In an interview Wednesday with conservative radio host Laura Ingraham, Sarah Palin fired back at former first lady Barbara Bush, opting to make a class issue out of Bush’s comments earlier in the week. Bush told CNN’s Larry King in an interview that aired Monday that she hoped Palin would stay in Alaska. From Palin’s interview with Ingraham:

“I don’t want to concede that we have to get used to this kind of thing, because I don’t think the majority of Americans want to put up with the blue-bloods — and I want to say it will all due respect because I love the Bushes — the blue-bloods who want to pick and choose their winners instead of allowing competition,” Palin said.

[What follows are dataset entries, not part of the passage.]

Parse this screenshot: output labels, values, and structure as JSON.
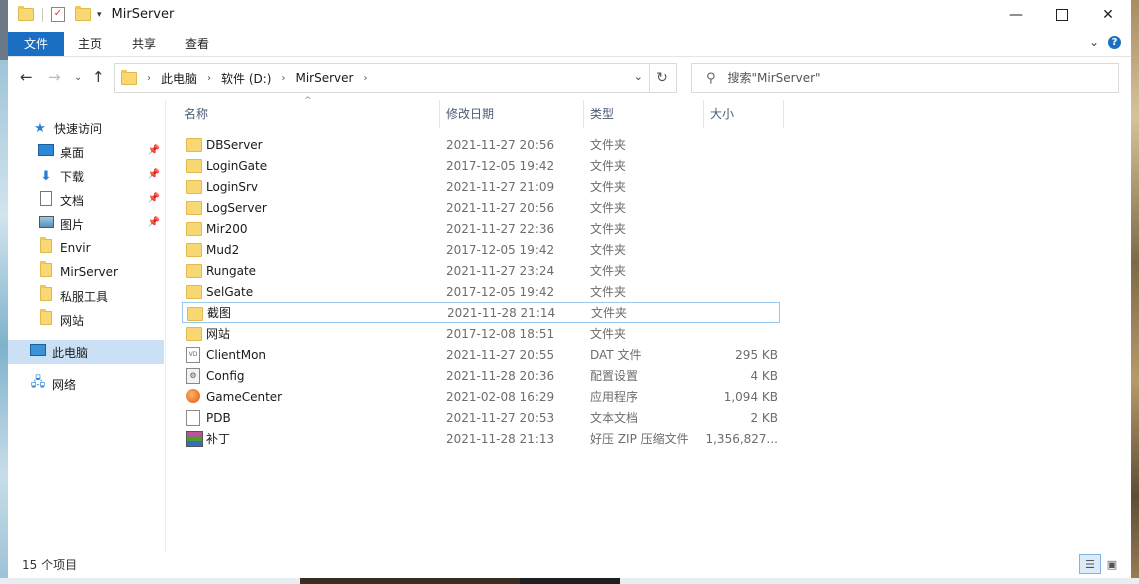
{
  "window": {
    "title": "MirServer"
  },
  "ribbon": {
    "tabs": [
      "文件",
      "主页",
      "共享",
      "查看"
    ]
  },
  "address": {
    "crumbs": [
      "此电脑",
      "软件 (D:)",
      "MirServer"
    ]
  },
  "search": {
    "placeholder": "搜索\"MirServer\""
  },
  "sidebar": {
    "items": [
      {
        "label": "快速访问",
        "icon": "star-icon"
      },
      {
        "label": "桌面",
        "icon": "desktop-icon",
        "pinned": true
      },
      {
        "label": "下载",
        "icon": "download-icon",
        "pinned": true
      },
      {
        "label": "文档",
        "icon": "document-icon",
        "pinned": true
      },
      {
        "label": "图片",
        "icon": "picture-icon",
        "pinned": true
      },
      {
        "label": "Envir",
        "icon": "folder-icon"
      },
      {
        "label": "MirServer",
        "icon": "folder-icon"
      },
      {
        "label": "私服工具",
        "icon": "folder-icon"
      },
      {
        "label": "网站",
        "icon": "folder-icon"
      },
      {
        "label": "此电脑",
        "icon": "computer-icon",
        "selected": true
      },
      {
        "label": "网络",
        "icon": "network-icon"
      }
    ]
  },
  "columns": {
    "name": "名称",
    "date": "修改日期",
    "type": "类型",
    "size": "大小"
  },
  "files": [
    {
      "name": "DBServer",
      "date": "2021-11-27 20:56",
      "type": "文件夹",
      "size": "",
      "icon": "folder-icon"
    },
    {
      "name": "LoginGate",
      "date": "2017-12-05 19:42",
      "type": "文件夹",
      "size": "",
      "icon": "folder-icon"
    },
    {
      "name": "LoginSrv",
      "date": "2021-11-27 21:09",
      "type": "文件夹",
      "size": "",
      "icon": "folder-icon"
    },
    {
      "name": "LogServer",
      "date": "2021-11-27 20:56",
      "type": "文件夹",
      "size": "",
      "icon": "folder-icon"
    },
    {
      "name": "Mir200",
      "date": "2021-11-27 22:36",
      "type": "文件夹",
      "size": "",
      "icon": "folder-icon"
    },
    {
      "name": "Mud2",
      "date": "2017-12-05 19:42",
      "type": "文件夹",
      "size": "",
      "icon": "folder-icon"
    },
    {
      "name": "Rungate",
      "date": "2021-11-27 23:24",
      "type": "文件夹",
      "size": "",
      "icon": "folder-icon"
    },
    {
      "name": "SelGate",
      "date": "2017-12-05 19:42",
      "type": "文件夹",
      "size": "",
      "icon": "folder-icon"
    },
    {
      "name": "截图",
      "date": "2021-11-28 21:14",
      "type": "文件夹",
      "size": "",
      "icon": "folder-icon",
      "highlighted": true
    },
    {
      "name": "网站",
      "date": "2017-12-08 18:51",
      "type": "文件夹",
      "size": "",
      "icon": "folder-icon"
    },
    {
      "name": "ClientMon",
      "date": "2021-11-27 20:55",
      "type": "DAT 文件",
      "size": "295 KB",
      "icon": "dat-file-icon"
    },
    {
      "name": "Config",
      "date": "2021-11-28 20:36",
      "type": "配置设置",
      "size": "4 KB",
      "icon": "config-file-icon"
    },
    {
      "name": "GameCenter",
      "date": "2021-02-08 16:29",
      "type": "应用程序",
      "size": "1,094 KB",
      "icon": "app-icon"
    },
    {
      "name": "PDB",
      "date": "2021-11-27 20:53",
      "type": "文本文档",
      "size": "2 KB",
      "icon": "text-file-icon"
    },
    {
      "name": "补丁",
      "date": "2021-11-28 21:13",
      "type": "好压 ZIP 压缩文件",
      "size": "1,356,827...",
      "icon": "zip-file-icon"
    }
  ],
  "status": {
    "count": "15 个项目"
  }
}
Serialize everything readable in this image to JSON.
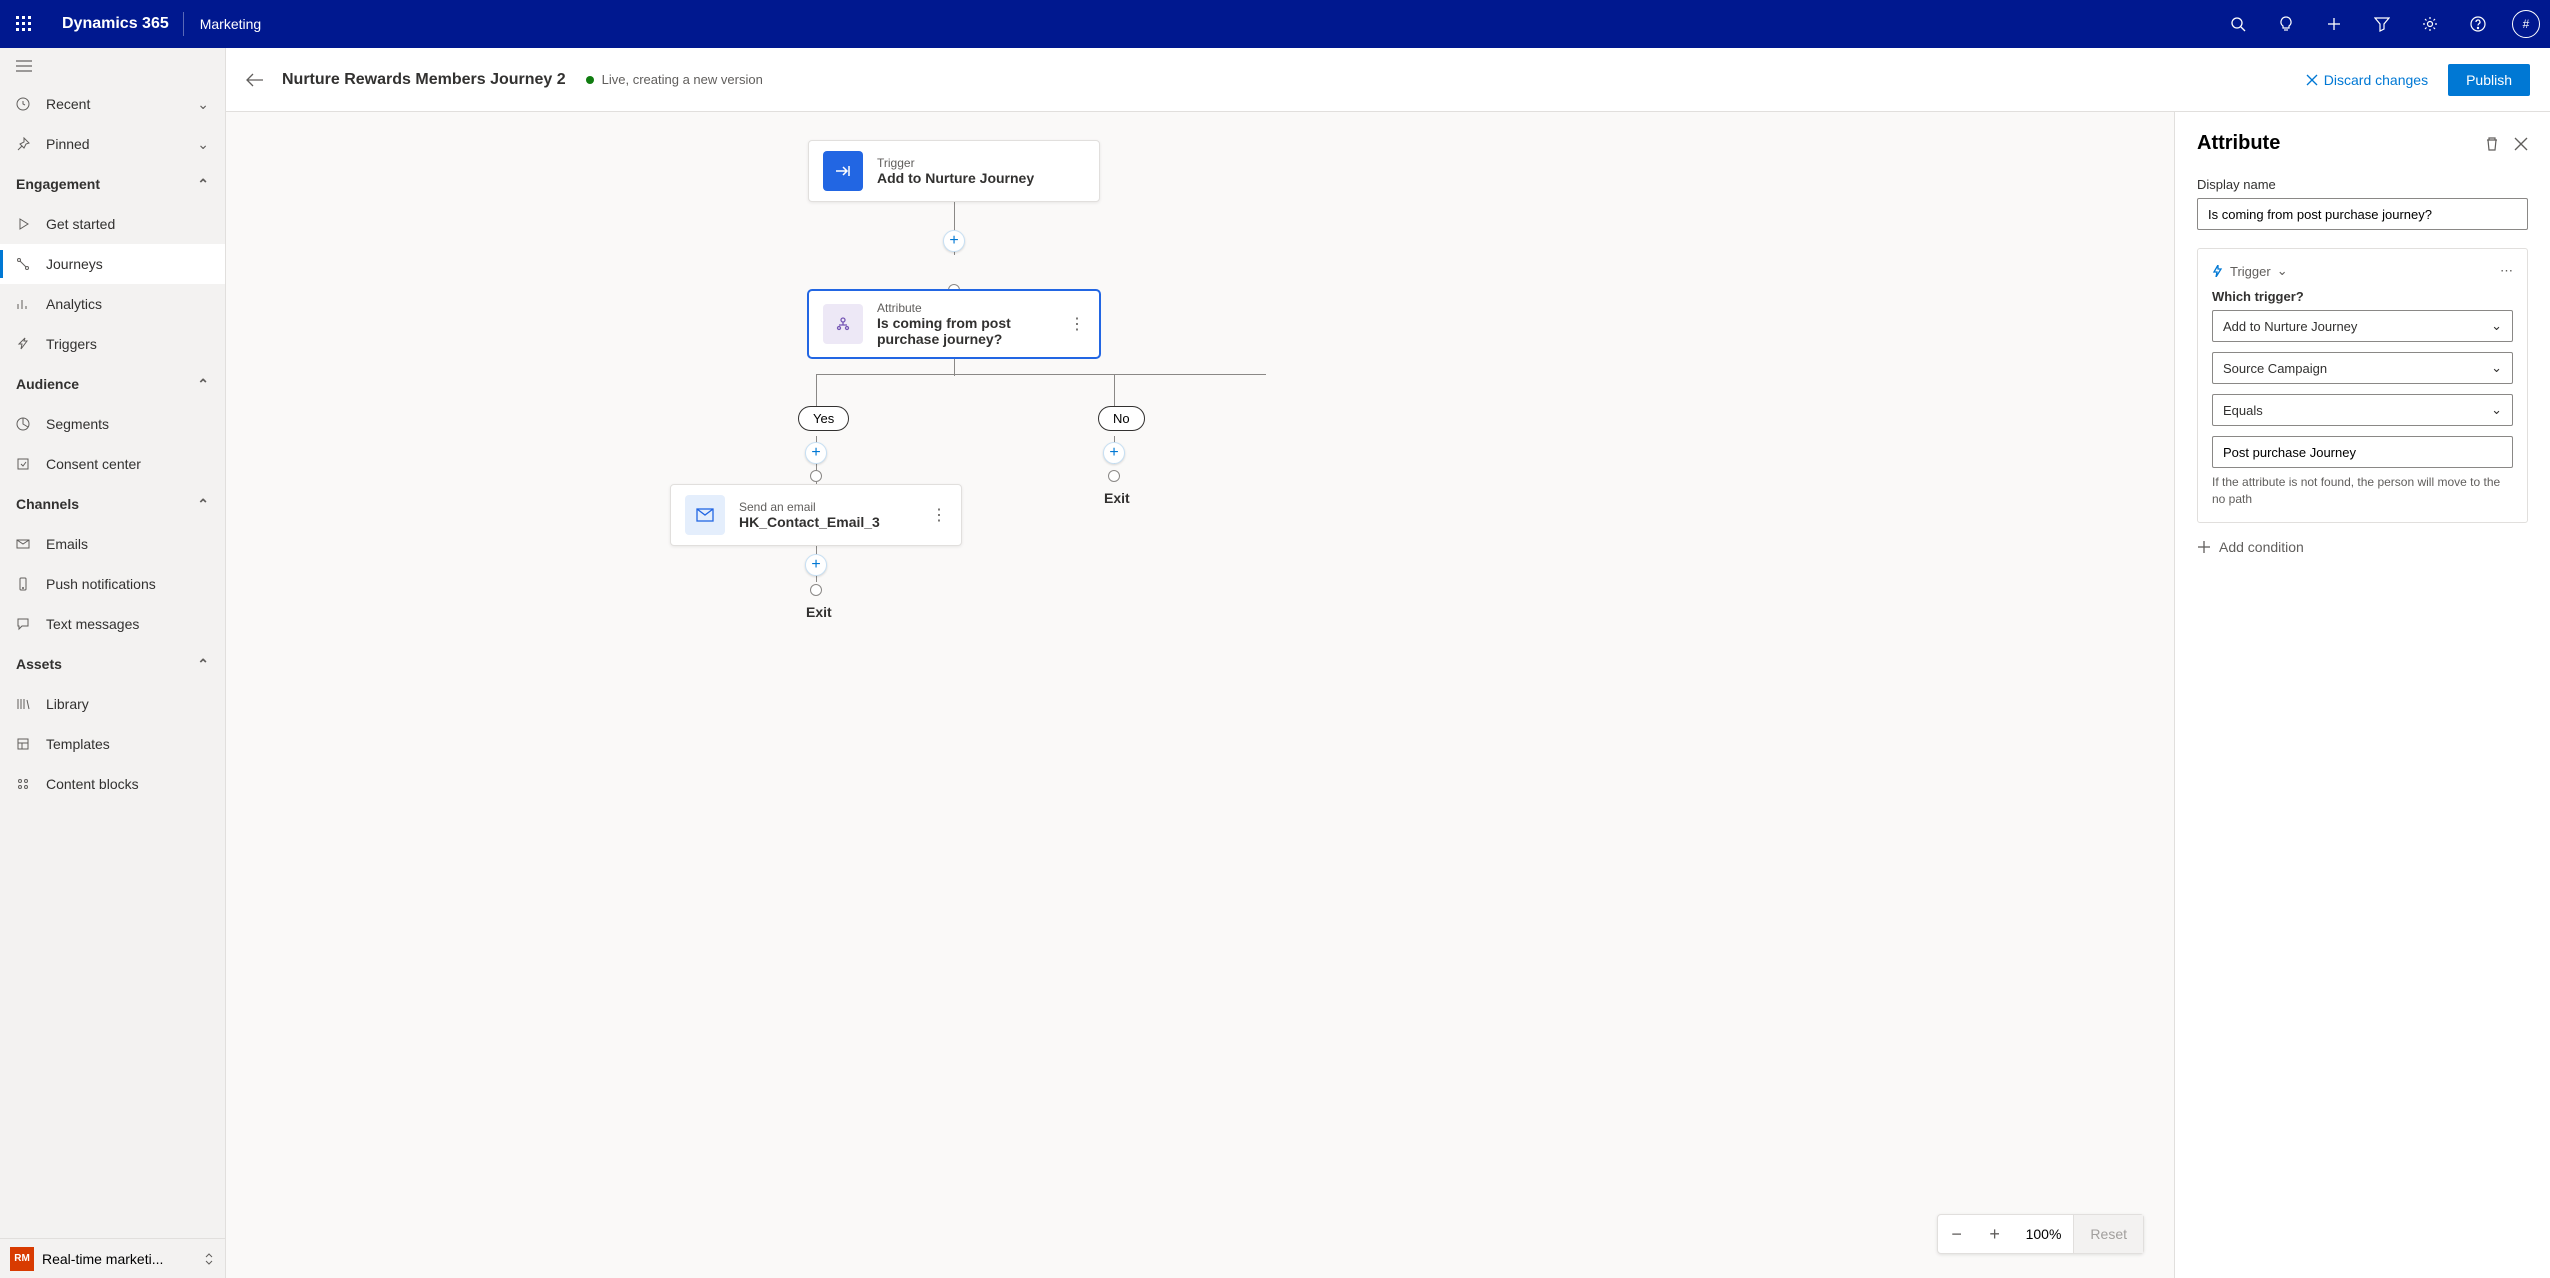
{
  "top": {
    "brand": "Dynamics 365",
    "app": "Marketing",
    "avatar": "#"
  },
  "sidebar": {
    "recent": "Recent",
    "pinned": "Pinned",
    "groups": {
      "engagement": "Engagement",
      "audience": "Audience",
      "channels": "Channels",
      "assets": "Assets"
    },
    "items": {
      "getstarted": "Get started",
      "journeys": "Journeys",
      "analytics": "Analytics",
      "triggers": "Triggers",
      "segments": "Segments",
      "consent": "Consent center",
      "emails": "Emails",
      "push": "Push notifications",
      "text": "Text messages",
      "library": "Library",
      "templates": "Templates",
      "blocks": "Content blocks"
    },
    "area": {
      "badge": "RM",
      "label": "Real-time marketi..."
    }
  },
  "header": {
    "title": "Nurture Rewards Members Journey 2",
    "status": "Live, creating a new version",
    "discard": "Discard changes",
    "publish": "Publish"
  },
  "flow": {
    "trigger_label": "Trigger",
    "trigger_title": "Add to Nurture Journey",
    "attr_label": "Attribute",
    "attr_title": "Is coming from post purchase journey?",
    "yes": "Yes",
    "no": "No",
    "email_label": "Send an email",
    "email_title": "HK_Contact_Email_3",
    "exit": "Exit"
  },
  "zoom": {
    "value": "100%",
    "reset": "Reset"
  },
  "panel": {
    "heading": "Attribute",
    "display_name_label": "Display name",
    "display_name_value": "Is coming from post purchase journey?",
    "pill": "Trigger",
    "which": "Which trigger?",
    "sel_trigger": "Add to Nurture Journey",
    "sel_field": "Source Campaign",
    "sel_op": "Equals",
    "sel_value": "Post purchase Journey",
    "note": "If the attribute is not found, the person will move to the no path",
    "addcond": "Add condition"
  }
}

This is the kind of intramural spat that the liberal media love to play up. It serves their purposes to portray the Republican Party as divided between “establishment” or “country club” Republicans and Tea Party upstarts led by Governor Palin. Some conservative activists are too willing to fall in with this liberal theme. In truth, there is not a single “country club” Republican among the party’s Presidential contenders, and there are precious few in Congress. I think Palin understands this, and I blame Barbara Bush for her gratuitous swipe at one of her party’s leaders. In some social circles, attacking Sarah Palin is more or less mandatory. But Mrs. Bush is a public figure, the wife of a former Republican President, and should not have advanced the interests of the Democratic Party by indulging in a cheap crack on the Larry King show.
Sarah Palin can be a great asset for the Republican Party and the conservative movement, but only if the Democrats’ plan to use her to create a needless schism in the movement fails. Palin has generally been scrupulous about not criticizing specific Republicans, but occasionally falls into stereotyped attacks on unnamed “establishment” Republicans. Worse, in my view, are the anti-Palin Republicans, some of whom talk about her as though she were a vampire to be warded off with a clove of garlic. Palin is not my first choice as a Presidential nominee, but so what? The conservative movement is not, and cannot be, a one-person show. Conservatives of all stripes need to resist the liberal media’s effort to stir up intramural brawls in our ranks.